InterfaceDAO dao = DaoFactory.getDaoInstance("concreteDao");

So now, as long as we us the same String key (concreteDao) in our Factory we won't have to change our instantiation code, but now we have to update the code in our factory. I admit this is cleaner, but it still involves updating code that shouldn't really need to be touched. The more code that has to be modified the more likely it is that you will introduce bugs into your system. That is overhead, and really un-needed overhead.

What if there is a way we can use a configuration file that references our concrete DAO? All we would have to do is update the config file any time we needed to change our concrete class. This means less code editing and fewer chances to have deployment issues. Afterall, we already deployed working code, why should we have to redeploy just because we introduce a new DAO?

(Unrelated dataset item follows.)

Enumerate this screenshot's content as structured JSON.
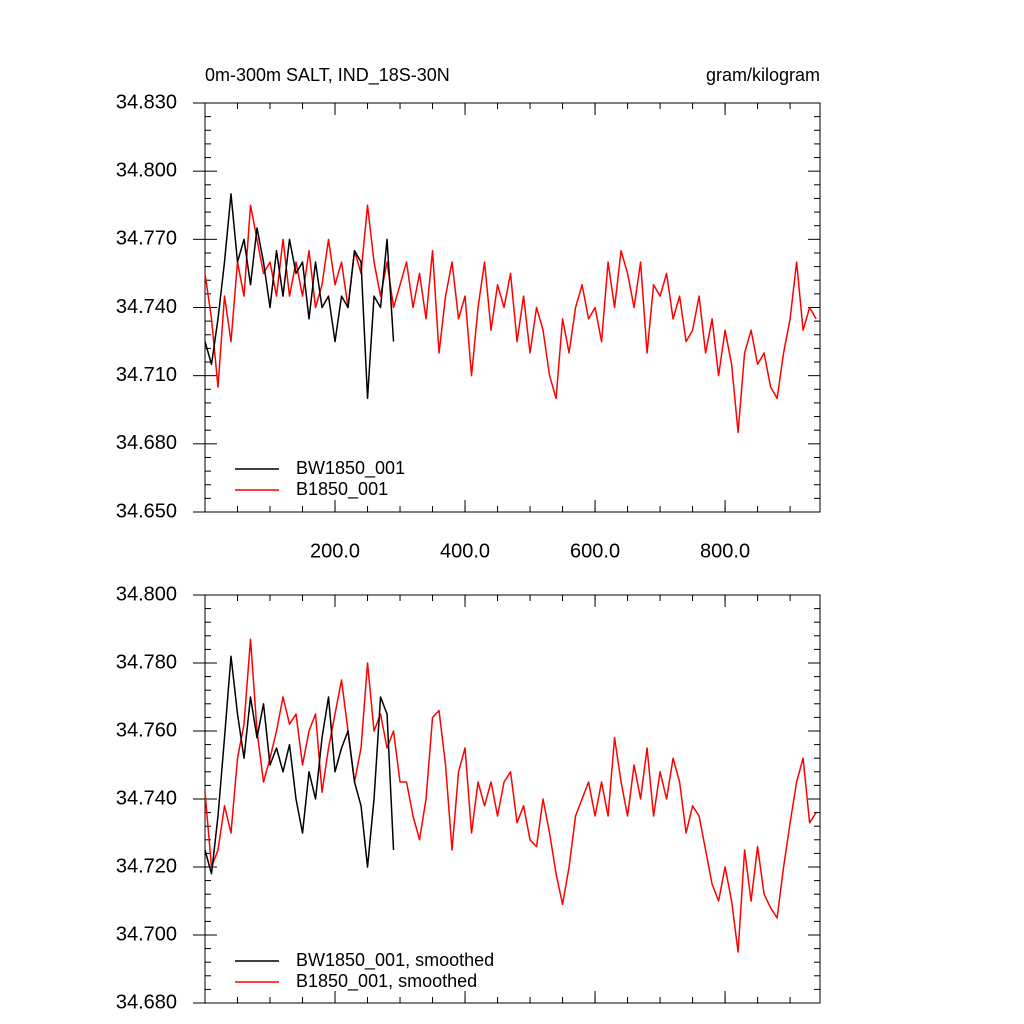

So if we use Spring's handy XML configuration capabilities we can define a Spring Bean that will be an instance of our concrete DAO. A Spring Bean can be accessed via Spring's Bean Factory, which is very much an implemention of the Factory Pattern we've already talked about, the only difference is that if we use the XML configuration file to define our concrete DAO then when we need to change our DAO we don't have to make changes to any Java code that we know already works, we just change the XML reference to our DAO.

So we first define our DAO bean in the Spring XML configuration file:

<bean name="concreteDao" class="com.yourapp.dataacceess.dao.ConcreteMysqlDAO"/>

So now our Spring container will hold a reference to our MySQL DAO. We can reference it like so:

InterfaceDAO dao = (InterfaceDAO)beanFactory.getBean("concreteDao");

So now when we want our concrete DAO we just fetch if from Spring, if our concrete changes then we change the XML bean like so:

<bean name="concreteDao" class="com.yourapp.dataacceess.dao.ConcreteOracleDAO"/>

This means that we don't have to modify Java code that we know is already working, so we don't take the chance of introducing new bugs into our working code.